Un effet pervers de la politique canadienne du multiculturalisme est-il de favoriser la culture des extrêmes et la greffe, ici, de conflits qui nous sont étrangers? Ujjal Dosanjh, ex-premier ministre de la Colombie-Britannique et aujourd'hui député de Vancouver-Sud à Ottawa, en est convaincu.

Un effet pervers de la politique canadienne du multiculturalisme est-il de favoriser la culture des extrêmes et la greffe, ici, de conflits qui nous sont étrangers? Ujjal Dosanjh, ex-premier ministre de la Colombie-Britannique et aujourd'hui député de Vancouver-Sud à Ottawa, en est convaincu.

Dosanjh est de confession sikhe. Sa dénonciation de l'extrémisme de certains de ses coreligionnaires lui a valu, en février 1985, d'être agressé et grièvement blessé.
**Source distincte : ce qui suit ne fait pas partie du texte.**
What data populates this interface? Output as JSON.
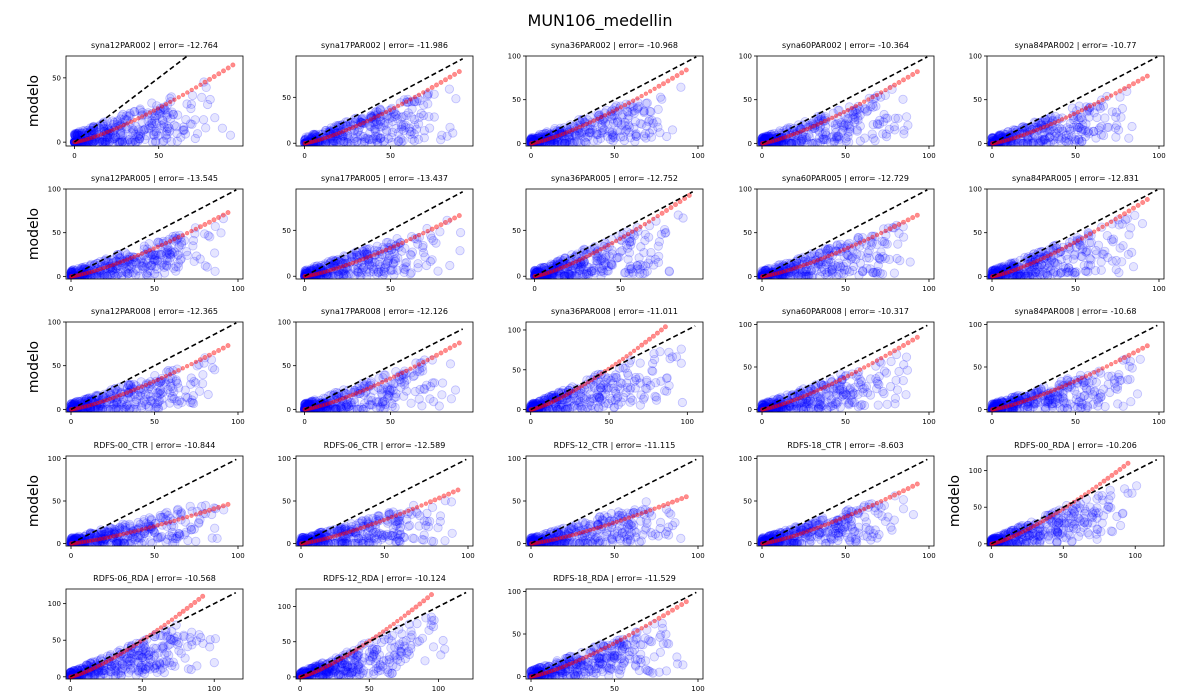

Il avait alors mis en garde les autorités canadiennes contre la montée de l'extrémisme sikh. Quelques mois plus tard survenait l'explosion en plein vol d'un Boeing d'Air India en partance de Montréal. Cette tragédie, dont on marquera en juin prochain le 25e anniversaire, a fait 329 morts et demeure le pire attentat terroriste de l'histoire canadienne.

Or, Ujjal Dosanjh est à nouveau menacé.

Il y a huit jours, on lui a signifié qu'il devrait «assurer sa propre sécurité» s'il assistait à un défilé (comprenant un hommage aux «martyrs» de la cause indépendantiste sikhe) organisé par sa communauté. Depuis jeudi, il est explicitement menacé de mort.

Voyant cela, le député constate que le militantisme sikh est «plus enraciné et sophistiqué» au Canada aujourd'hui qu'à l'époque du massacre d'Air India. Qu'il est même d'une certaine façon plus puissant qu'il ne l'est au Punjab! C'est d'ailleurs un sujet qu'a récemment abordé le premier ministre indien, Manmohan Singh, avec son homologue canadien.

Certes, les communautés sikhes sont surtout présentes au Canada anglais, bien que nous ayons vécu au Québec la saga du kirpan à l'école. Cependant, l'évaluation que fait Ujjal Dosanjh de la situation dépasse le cas particulier des sikhs.

La rectitude politique et le multiculturalisme, dit-il, permettent à divers extrémismes de prospérer au sein, non seulement de la communauté sikhe, mais aussi d'autres groupes ethniques ou religieux.

«Le concept de multiculturalisme a été complètement déformé pour en venir à signifier que n'importe qui peut adopter n'importe quelle croyance, même ridicule ou outrageante, et qu'il faut accepter cela au nom de la diversité!» constate Dosanjh. Il ajoute que cette quête multiculturelle «conduit à exacerber les différences» sans proposer «l'adhésion aux valeurs communes» (tiré d'entrevues données à la CBC, au Globe and Mail et au National Post).

Le député n'est pas le premier à constater ce fait.

Mais ce discours ne porte pas, même venant d'un membre d'une communauté culturelle qui sait de quoi il parle, parce que le poids conjugué du dogme d'État et de la rectitude politique empêchent de l'entendre. La même forme de surdité accueille, au Québec, les mises en garde faites par des musulmans - en fait, surtout des musulmanes - qui ont subi l'intégrisme et supplient leur société d'accueil de ne pas le prendre à la légère.

C'est un contexte dans lequel le principe de précaution, valide en tout autre domaine, ne semble pas s'appliquer.